Adieu Leopoldina. Le courant est dur, le soleil étincelle sur la rivière, nos pirogues sont chargées à ras-bord et le moindre mouvement menace de nous précipiter dans les flots.

Par endroits, des zones pluvieuses stagnent sur le fleuve et lorsque nous les traversons, une avalanche de gouttes énormes trempe notre pirogue et nous fait grelotter. L’embarcation qui nous précède a disparu dans la brume. Le matériel est recouvert d’épais ponchos de laine brute. On distingue très mal à cinq mètres ; l’eau est noire, les racines tourmentées des arbres qui forment sur la berge an mur infranchissable, apparaissent très vaguement et créent de dangereux remous.

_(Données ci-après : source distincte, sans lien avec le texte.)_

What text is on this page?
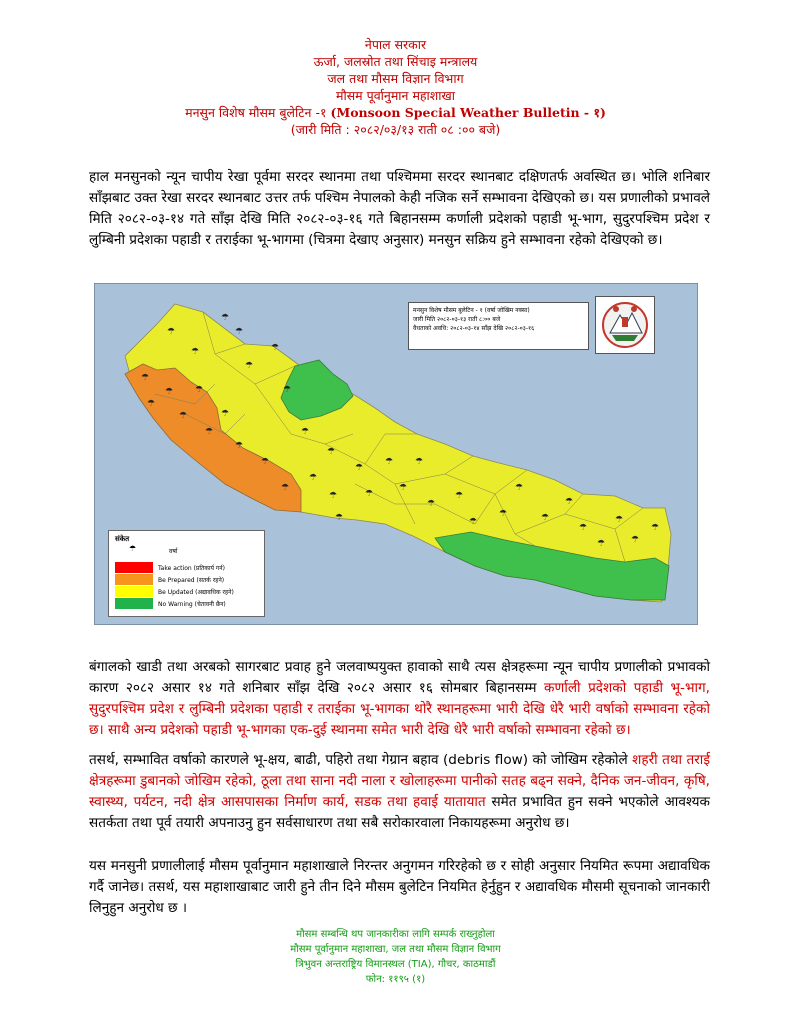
नेपाल सरकार
ऊर्जा, जलस्रोत तथा सिंचाइ मन्त्रालय
जल तथा मौसम विज्ञान विभाग
मौसम पूर्वानुमान महाशाखा
मनसुन विशेष मौसम बुलेटिन -१ (Monsoon Special Weather Bulletin - १)
(जारी मिति : २०८२/०३/१३ राती ०८ :०० बजे)
हाल मनसुनको न्यून चापीय रेखा पूर्वमा सरदर स्थानमा तथा पश्चिममा सरदर स्थानबाट दक्षिणतर्फ अवस्थित छ। भोलि शनिबार साँझबाट उक्त रेखा सरदर स्थानबाट उत्तर तर्फ पश्चिम नेपालको केही नजिक सर्ने सम्भावना देखिएको छ। यस प्रणालीको प्रभावले मिति २०८२-०३-१४ गते साँझ देखि मिति २०८२-०३-१६ गते बिहानसम्म कर्णाली प्रदेशको पहाडी भू-भाग, सुदुरपश्चिम प्रदेश र लुम्बिनी प्रदेशका पहाडी र तराईका भू-भागमा (चित्रमा देखाए अनुसार) मनसुन सक्रिय हुने सम्भावना रहेको देखिएको छ।
☂
☂
☂
☂
☂
☂
☂
☂ ☂
☂
☂
☂
☂
☂
☂
☂
☂
☂
☂
☂
☂
☂	☂
☂
☂
☂
☂
☂
☂
☂
☂
☂
☂
☂
☂
☂
☂
☂
☂
मनसुन विशेष मौसम बुलेटिन - १ (वर्षा जोखिम नक्सा)
जारी मिति २०८२-०३-१३ राती ८:०० बजे
वैधताको अवधि: २०८२-०३-१४ साँझ देखि २०८२-०३-१६
संकेत
☂	वर्षा
Take action (प्रतिकार्य गर्न)
Be Prepared (सतर्क रहने)
Be Updated (अद्यावधिक रहने)
No Warning (चेतावनी छैन)
बंगालको खाडी तथा अरबको सागरबाट प्रवाह हुने जलवाष्पयुक्त हावाको साथै त्यस क्षेत्रहरूमा न्यून चापीय प्रणालीको प्रभावको कारण २०८२ असार १४ गते शनिबार साँझ देखि २०८२ असार १६ सोमबार बिहानसम्म कर्णाली प्रदेशको पहाडी भू-भाग, सुदुरपश्चिम प्रदेश र लुम्बिनी प्रदेशका पहाडी र तराईका भू-भागका थोरै स्थानहरूमा भारी देखि धेरै भारी वर्षाको सम्भावना रहेको छ। साथै अन्य प्रदेशको पहाडी भू-भागका एक-दुई स्थानमा समेत भारी देखि धेरै भारी वर्षाको सम्भावना रहेको छ।
तसर्थ, सम्भावित वर्षाको कारणले भू-क्षय, बाढी, पहिरो तथा गेग्रान बहाव (debris flow) को जोखिम रहेकोले शहरी तथा तराई क्षेत्रहरूमा डुबानको जोखिम रहेको, ठूला तथा साना नदी नाला र खोलाहरूमा पानीको सतह बढ्न सक्ने, दैनिक जन-जीवन, कृषि, स्वास्थ्य, पर्यटन, नदी क्षेत्र आसपासका निर्माण कार्य, सडक तथा हवाई यातायात समेत प्रभावित हुन सक्ने भएकोले आवश्यक सतर्कता तथा पूर्व तयारी अपनाउनु हुन सर्वसाधारण तथा सबै सरोकारवाला निकायहरूमा अनुरोध छ।
यस मनसुनी प्रणालीलाई मौसम पूर्वानुमान महाशाखाले निरन्तर अनुगमन गरिरहेको छ र सोही अनुसार नियमित रूपमा अद्यावधिक गर्दै जानेछ। तसर्थ, यस महाशाखाबाट जारी हुने तीन दिने मौसम बुलेटिन नियमित हेर्नुहुन र अद्यावधिक मौसमी सूचनाको जानकारी लिनुहुन अनुरोध छ ।
मौसम सम्बन्धि थप जानकारीका लागि सम्पर्क राख्नुहोला
मौसम पूर्वानुमान महाशाखा, जल तथा मौसम विज्ञान विभाग
त्रिभुवन अन्तराष्ट्रिय विमानस्थल (TIA), गौचर, काठमाडौं
फोन: ११९५ (१)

Des épaves dérivent entre deux eaux et heurtent la coque comme des boutoirs, nous précipitant les uns sur les autres. Les brumes franchies, un soleil éclatant rôtit nos épidermes et rend insupportable la réverbération. Des envolées de gros oiseaux blancs nous dépassent. Le spectacle familier des berges du Rio Araguaya n’émeut plus personne avec l’inévitable défilé de ses murailles croulantes de lianes épineuses, ses arbres géants pleins d’une vie intense et mystérieuse.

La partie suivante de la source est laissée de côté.